I learned this kanji in Tokushima at a jazz bar. It was a bar in one of those buildings with several different bars packed onto each floor. A man got on the elevator just before I did and held the door for me. Turns out he was going to the same bar I was. There was hardly anyone in the bar – only a few others who turned out to be the band that was playing that night – so we talked for a while, and he told me how surprised he was that I ended up going into the same bar he did. It also happened that he owned a bar himself, so he invited me to stop by and booze a bit the next night. He said that the random chance that we went into the same bar was 何かの縁, which I like to translate as “some kind of connection/fate.” The usage is with 〜ある, so 何かの縁がある.
It has a host of other meanings – relation, connection, ties, fate, destiny, marriage, conjugal relations, chance. A very multifaceted kanji. It has the thread thingy on the left and reminds me of 緑(みどり) and 豚(ぶた).
One of the simplest usages is 縁を結ぶ (えんをむすぶ) – to form a connection with.

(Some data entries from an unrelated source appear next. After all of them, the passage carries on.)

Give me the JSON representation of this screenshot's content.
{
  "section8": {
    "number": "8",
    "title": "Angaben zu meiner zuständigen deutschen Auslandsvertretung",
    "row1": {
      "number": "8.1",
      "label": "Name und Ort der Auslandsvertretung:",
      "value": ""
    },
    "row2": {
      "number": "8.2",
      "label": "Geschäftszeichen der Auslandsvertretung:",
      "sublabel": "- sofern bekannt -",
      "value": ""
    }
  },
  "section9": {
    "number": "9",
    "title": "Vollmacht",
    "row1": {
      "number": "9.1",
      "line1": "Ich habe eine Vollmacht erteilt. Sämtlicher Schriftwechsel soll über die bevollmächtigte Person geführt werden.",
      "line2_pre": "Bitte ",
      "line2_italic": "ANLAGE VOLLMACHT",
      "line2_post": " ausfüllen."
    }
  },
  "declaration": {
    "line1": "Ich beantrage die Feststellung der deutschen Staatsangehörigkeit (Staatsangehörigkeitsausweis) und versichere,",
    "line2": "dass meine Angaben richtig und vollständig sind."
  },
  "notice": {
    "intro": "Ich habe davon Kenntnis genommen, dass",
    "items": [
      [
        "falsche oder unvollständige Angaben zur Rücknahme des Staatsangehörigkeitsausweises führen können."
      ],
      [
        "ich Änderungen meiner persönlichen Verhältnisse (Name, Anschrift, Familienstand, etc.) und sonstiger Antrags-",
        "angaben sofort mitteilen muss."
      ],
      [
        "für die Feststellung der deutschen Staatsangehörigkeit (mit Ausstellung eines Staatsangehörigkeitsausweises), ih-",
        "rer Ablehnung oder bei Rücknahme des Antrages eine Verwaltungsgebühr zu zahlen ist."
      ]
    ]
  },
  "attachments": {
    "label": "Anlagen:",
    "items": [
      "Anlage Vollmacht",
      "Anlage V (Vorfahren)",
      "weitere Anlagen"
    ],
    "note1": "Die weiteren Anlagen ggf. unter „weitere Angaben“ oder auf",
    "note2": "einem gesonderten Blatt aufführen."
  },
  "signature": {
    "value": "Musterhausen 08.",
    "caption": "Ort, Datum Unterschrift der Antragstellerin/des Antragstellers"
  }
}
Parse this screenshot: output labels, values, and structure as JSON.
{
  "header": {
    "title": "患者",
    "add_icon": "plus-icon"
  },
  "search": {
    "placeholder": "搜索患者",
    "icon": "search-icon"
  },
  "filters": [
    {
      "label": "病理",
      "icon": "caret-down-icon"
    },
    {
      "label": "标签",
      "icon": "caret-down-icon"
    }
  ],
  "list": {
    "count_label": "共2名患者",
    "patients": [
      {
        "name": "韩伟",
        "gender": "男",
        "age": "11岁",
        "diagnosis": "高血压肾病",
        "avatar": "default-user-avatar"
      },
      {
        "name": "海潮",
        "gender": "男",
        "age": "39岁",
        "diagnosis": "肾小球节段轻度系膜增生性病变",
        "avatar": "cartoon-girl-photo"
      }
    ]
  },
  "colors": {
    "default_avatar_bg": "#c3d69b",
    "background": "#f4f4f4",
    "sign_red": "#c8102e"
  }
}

The 新明解 (しんめいかい), a famous Japanese dictionary, lists the fate definition as the first one and also notes that it comes from Buddhist philosophy. It gives two examples:
前世の縁(ぜんせのえん)- a connection with/to a past life
妙な縁で彼に会う(みょうなえんでかれにあう)- (I/he/she/they/we) meet him by a strange turn of fate
ran into this the other day-
縁側 (えんがわ)- porch; balcony.
wtf, japan? the ”side of destiny” is a veranda?